Variations in shape also result from the joining of teeth or tooth buds. Fusion is the joining of two tooth buds by the dentin. Concrescence is the joining of the roots of two or more teeth by cementum. Gemination (twinning) results from the incomplete division of one tooth bud, resulting in a large crown with a notched incisal edge and a single root (Fig. 20-31).
Hypoplasia and Hypocalcification
Numerous local and systemic insults are capable of causing the enamel defects of hypoplasia and hypocalcification. The most common etiologic factors are local infection such as an abscessed primary tooth, which, when not diagnosed and treated promptly, may damage the enamel of its developing permanent counterpart.
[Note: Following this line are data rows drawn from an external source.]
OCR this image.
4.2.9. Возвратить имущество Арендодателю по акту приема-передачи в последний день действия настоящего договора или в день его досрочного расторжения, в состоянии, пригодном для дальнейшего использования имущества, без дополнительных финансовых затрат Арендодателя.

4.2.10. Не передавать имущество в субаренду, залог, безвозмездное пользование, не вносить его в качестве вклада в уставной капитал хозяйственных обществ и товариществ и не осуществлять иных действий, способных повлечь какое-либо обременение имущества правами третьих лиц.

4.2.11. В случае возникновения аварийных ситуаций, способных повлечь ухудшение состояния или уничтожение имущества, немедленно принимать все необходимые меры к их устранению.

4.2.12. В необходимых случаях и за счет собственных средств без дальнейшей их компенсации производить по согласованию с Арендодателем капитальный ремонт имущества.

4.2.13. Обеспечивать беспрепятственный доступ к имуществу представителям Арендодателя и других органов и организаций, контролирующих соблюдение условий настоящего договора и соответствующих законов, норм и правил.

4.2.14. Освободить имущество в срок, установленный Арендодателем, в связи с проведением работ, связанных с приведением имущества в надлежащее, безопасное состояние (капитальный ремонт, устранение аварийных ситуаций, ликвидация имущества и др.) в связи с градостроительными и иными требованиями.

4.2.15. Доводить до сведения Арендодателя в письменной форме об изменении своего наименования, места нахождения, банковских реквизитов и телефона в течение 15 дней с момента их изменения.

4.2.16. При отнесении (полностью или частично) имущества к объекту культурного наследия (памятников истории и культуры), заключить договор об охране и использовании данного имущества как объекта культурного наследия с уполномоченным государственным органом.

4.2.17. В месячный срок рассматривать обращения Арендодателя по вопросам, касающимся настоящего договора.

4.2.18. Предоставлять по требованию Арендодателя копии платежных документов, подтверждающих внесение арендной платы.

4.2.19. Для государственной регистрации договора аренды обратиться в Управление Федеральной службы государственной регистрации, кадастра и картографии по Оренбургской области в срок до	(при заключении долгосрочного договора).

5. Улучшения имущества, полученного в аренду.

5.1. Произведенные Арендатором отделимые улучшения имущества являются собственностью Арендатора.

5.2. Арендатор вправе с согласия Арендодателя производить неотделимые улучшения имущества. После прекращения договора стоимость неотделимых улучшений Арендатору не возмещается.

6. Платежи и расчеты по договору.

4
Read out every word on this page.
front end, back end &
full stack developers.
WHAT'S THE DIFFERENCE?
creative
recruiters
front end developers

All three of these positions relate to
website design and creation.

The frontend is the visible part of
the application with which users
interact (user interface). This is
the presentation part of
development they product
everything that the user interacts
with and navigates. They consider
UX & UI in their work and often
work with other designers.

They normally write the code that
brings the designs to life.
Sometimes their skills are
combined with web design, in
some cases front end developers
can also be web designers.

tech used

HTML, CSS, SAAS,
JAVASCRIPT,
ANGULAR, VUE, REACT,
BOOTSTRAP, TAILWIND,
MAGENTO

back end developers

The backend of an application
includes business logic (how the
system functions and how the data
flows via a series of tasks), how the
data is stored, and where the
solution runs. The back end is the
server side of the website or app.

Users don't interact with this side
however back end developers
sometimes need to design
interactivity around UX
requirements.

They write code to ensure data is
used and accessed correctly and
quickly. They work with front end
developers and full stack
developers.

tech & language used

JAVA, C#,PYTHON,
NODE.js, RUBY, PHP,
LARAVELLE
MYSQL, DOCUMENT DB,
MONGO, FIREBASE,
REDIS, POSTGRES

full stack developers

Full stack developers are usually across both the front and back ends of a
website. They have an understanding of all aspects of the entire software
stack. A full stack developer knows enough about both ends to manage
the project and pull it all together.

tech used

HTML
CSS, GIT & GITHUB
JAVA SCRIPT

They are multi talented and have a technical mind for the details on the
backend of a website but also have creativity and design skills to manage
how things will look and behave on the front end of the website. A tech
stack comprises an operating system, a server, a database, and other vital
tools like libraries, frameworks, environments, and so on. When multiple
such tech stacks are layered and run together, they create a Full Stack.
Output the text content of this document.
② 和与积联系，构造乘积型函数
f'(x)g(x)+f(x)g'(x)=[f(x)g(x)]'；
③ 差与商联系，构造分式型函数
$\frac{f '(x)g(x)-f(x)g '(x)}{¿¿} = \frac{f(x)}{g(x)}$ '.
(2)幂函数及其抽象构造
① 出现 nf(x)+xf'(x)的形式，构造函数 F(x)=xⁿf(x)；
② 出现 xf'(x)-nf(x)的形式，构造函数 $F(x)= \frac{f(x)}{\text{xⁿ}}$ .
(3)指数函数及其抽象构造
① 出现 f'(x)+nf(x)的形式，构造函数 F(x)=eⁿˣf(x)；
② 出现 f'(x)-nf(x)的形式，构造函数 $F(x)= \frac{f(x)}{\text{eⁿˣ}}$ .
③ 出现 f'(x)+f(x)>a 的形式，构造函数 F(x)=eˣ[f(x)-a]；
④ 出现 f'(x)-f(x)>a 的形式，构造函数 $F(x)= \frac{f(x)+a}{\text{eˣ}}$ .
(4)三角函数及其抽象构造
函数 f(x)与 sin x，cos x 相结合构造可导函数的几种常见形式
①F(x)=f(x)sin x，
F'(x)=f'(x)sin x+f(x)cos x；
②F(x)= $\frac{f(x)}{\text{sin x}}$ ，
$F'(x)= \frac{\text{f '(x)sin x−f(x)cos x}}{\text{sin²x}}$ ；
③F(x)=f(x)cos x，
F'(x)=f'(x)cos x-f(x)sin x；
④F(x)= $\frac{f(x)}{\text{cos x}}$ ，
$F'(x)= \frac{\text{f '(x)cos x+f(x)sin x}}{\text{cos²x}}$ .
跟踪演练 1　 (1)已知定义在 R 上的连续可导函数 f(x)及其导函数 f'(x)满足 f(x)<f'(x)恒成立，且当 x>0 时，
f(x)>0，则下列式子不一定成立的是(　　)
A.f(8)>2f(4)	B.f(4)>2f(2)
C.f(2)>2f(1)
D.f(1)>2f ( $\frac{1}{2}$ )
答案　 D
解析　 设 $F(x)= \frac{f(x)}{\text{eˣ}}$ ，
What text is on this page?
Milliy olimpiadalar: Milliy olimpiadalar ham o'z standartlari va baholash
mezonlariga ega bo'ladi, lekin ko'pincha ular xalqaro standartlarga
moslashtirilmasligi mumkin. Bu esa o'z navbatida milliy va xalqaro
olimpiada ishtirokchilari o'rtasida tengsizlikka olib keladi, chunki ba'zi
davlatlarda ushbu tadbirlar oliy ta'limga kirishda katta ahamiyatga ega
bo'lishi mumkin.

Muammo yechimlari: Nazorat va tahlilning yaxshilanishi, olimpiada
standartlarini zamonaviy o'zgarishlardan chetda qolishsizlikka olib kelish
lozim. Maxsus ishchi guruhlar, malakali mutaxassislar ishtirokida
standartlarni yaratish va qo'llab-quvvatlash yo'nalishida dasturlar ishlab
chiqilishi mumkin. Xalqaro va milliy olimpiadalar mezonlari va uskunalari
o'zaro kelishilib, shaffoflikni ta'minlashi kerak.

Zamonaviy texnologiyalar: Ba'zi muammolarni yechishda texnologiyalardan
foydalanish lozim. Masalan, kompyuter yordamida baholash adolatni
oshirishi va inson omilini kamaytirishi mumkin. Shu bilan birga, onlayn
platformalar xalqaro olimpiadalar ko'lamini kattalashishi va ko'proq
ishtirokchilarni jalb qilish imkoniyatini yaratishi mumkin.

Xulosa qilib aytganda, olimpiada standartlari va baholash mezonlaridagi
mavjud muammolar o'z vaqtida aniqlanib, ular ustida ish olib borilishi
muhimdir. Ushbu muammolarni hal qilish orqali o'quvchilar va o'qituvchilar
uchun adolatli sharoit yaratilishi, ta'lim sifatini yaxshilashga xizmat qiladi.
Other causes include systemic infections with associated high fever, trauma (such as intrusion of the primary tooth), and chemical injury, of which excessive ingestion of fluoride is an example. Other etiologic factors include nutritional deficiencies, allergies, rubella, cerebral palsy, embryopathy, prematurity, and radiation therapy. Hypocalcification results from an insult during mineralization of the tooth and is seen as opaque, chalky, or white lesions (Fig. 20-32). Hypoplasia results from an insult during active matrix formation of the enamel and clinically manifests as pitting, furrowing, or thinning of the enamel (see Fig. 20-33).

Figure 20-32 Hypocalcification. This 6-year-old patient exhibits early signs of hypocalcification of his permanent molars. Chalky white spots indicate poor calcification of the enamel.